Each image was labelled by expert pathologists to teach the AI how to discriminate between healthy and abnormal tissue.

The algorithm was then tested on a separate set of 1,600 slides from 100 consecutive patients seen at UPMC for suspected prostate cancer.

"Humans are good at recognising anomalies but they have their own biases or past experience," said senior author Rajiv Dhir, chief pathologist at UPMC Shadyside and professor of biomedical informatics at the University of Pittsburgh.

"Machines are detached from the whole story. There's definitely an element of standardising care."

The study also marked the first time AI was able extend beyond cancer detection, reporting high performance for tumour grading, sizing and invasion of the surrounding nerves, all required as part of a pathology report.

Mr Dhir said these results did not necessarily indicate the machines can be better cancer detectors than humans.

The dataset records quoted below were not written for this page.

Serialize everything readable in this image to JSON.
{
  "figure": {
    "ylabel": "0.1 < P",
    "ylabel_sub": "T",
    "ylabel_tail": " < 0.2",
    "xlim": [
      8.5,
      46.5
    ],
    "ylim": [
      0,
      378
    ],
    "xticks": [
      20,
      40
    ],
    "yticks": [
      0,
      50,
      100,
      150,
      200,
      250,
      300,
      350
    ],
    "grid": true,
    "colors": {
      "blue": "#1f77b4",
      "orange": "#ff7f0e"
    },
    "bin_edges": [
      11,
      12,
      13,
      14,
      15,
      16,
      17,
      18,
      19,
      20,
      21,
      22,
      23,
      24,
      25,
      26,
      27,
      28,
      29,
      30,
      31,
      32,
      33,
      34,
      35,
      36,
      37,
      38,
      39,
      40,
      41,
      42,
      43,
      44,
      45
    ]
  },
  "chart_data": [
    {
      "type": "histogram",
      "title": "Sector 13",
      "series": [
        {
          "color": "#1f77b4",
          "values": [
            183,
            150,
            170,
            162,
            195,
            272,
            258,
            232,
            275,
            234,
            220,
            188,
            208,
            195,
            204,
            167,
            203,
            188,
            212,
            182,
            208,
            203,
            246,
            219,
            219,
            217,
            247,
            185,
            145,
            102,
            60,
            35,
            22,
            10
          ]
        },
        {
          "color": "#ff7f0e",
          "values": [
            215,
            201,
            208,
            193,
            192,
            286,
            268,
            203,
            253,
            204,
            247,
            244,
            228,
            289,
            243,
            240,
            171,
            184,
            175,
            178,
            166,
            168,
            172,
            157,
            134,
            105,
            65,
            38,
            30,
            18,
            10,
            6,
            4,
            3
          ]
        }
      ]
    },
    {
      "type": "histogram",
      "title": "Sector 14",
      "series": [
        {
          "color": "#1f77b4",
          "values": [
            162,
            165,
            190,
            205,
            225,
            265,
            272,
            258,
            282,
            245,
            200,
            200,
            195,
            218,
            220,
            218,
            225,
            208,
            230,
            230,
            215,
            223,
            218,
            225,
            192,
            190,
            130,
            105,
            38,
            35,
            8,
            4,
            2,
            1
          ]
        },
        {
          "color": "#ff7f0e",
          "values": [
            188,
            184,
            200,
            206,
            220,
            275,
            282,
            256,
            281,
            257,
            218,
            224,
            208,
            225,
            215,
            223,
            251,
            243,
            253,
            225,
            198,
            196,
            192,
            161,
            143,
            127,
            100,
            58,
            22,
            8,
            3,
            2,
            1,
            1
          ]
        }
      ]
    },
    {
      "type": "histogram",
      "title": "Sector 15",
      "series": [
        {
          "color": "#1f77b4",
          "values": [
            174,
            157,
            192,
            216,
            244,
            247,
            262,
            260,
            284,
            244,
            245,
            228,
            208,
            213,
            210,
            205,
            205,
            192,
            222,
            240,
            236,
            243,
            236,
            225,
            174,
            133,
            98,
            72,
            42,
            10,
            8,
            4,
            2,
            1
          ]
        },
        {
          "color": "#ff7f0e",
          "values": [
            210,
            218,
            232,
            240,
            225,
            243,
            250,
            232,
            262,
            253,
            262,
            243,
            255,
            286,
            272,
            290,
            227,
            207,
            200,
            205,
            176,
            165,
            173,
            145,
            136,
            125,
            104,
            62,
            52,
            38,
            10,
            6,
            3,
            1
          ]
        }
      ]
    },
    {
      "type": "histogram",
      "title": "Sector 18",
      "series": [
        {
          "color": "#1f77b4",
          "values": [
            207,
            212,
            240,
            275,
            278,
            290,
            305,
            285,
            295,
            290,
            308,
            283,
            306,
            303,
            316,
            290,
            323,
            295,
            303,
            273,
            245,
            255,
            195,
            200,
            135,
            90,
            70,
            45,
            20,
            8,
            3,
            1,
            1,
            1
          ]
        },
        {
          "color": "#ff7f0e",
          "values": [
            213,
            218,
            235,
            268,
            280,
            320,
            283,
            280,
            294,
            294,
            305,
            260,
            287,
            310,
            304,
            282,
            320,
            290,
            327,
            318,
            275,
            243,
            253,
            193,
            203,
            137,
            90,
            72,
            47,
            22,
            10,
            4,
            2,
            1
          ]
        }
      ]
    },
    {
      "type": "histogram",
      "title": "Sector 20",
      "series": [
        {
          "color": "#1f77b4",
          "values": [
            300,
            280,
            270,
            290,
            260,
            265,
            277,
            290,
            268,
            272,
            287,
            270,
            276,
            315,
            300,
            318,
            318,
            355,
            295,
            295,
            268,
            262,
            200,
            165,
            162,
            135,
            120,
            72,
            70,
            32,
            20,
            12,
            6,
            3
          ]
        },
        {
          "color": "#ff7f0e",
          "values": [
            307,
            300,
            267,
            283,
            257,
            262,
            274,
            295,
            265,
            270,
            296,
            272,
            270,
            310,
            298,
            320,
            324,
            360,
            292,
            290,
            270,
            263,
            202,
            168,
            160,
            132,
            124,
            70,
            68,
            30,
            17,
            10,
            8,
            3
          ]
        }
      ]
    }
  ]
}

For example, experienced pathologists may have seen enough evidence of malignancy elsewhere in that patient's samples to recommend treatment.

For less experienced pathologists, though, the algorithm could act as a fail-safe to catch cases that might otherwise be missed.

AI also flagged six slides that were not seen by the expert pathologists.

"Algorithms like this are especially useful in lesions that are atypical," Mr Dhir said.

"A non-specialised person may not be able to make the correct assessment. That's a major advantage of this kind of system."

While new algorithms will have to be trained to detect different types of cancer, scientists believe that it is possible adapt the technology to work with other types.